EF requires every entity class to have a primary key, so I guess the original developer just chose the first column of the view (which was unique within each of the queries that form the view, but not unique overall). The view is only really used in a single place and the non-unique key hasn't been an issue until now (since it's a view rather than a table, there's no inserting/updating of records).

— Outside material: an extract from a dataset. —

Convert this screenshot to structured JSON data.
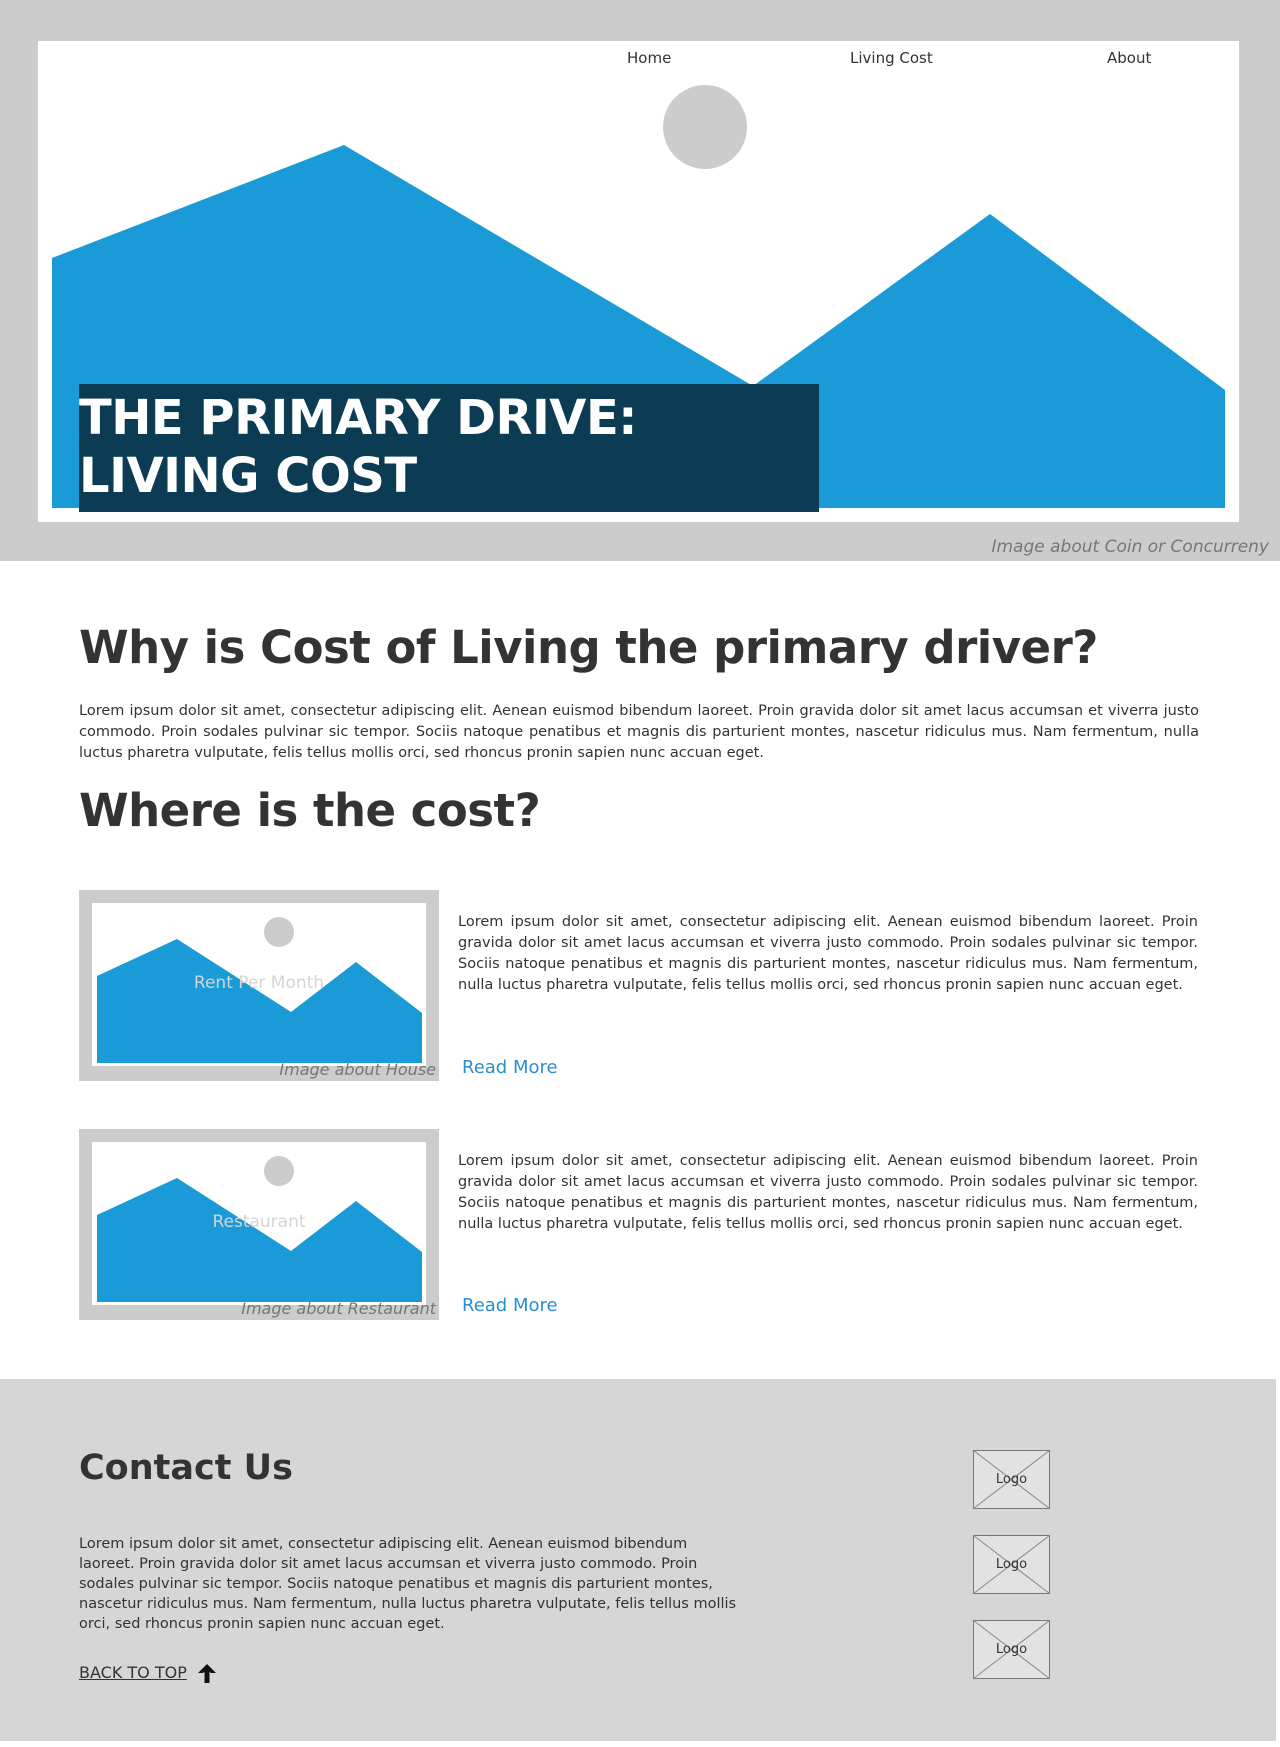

This codebase was originally developed by a Chinese outsourcing team, all but one of whom were fired several years ago (before my time).
-
@Choonster said in Selecting distinct rows in Entity Framework:
since it's a view rather than a table, there's no inserting/updating of records
-
@TheCPUWizard said in Selecting distinct rows in Entity Framework:
@Choonster said in Selecting distinct rows in Entity Framework:
since it's a view rather than a table, there's no inserting/updating of records
Thanks, I wasn't aware of that. Still, this view references multiple tables so there's no way to insert/update records through it.
-
@Choonster said in Selecting distinct rows in Entity Framework:
this view references multiple tables so there's no way to insert/update records through it.
A suitable TRIGGER could let it work, but that is non-trivial to define.
-
@boomzilla said in Selecting distinct rows in Entity Framework:
@Mason_Wheeler said in Selecting distinct rows in Entity Framework:
@Choonster said in Selecting distinct rows in Entity Framework:
Someone on StackOverflow found the problem
Link please? If they helped out, they deserve credit.
For being retarded enough to put an answer into a comment?
I'm going to try sniping credits (or whatever SO uses for points) by posting the answer from the comment. BRB.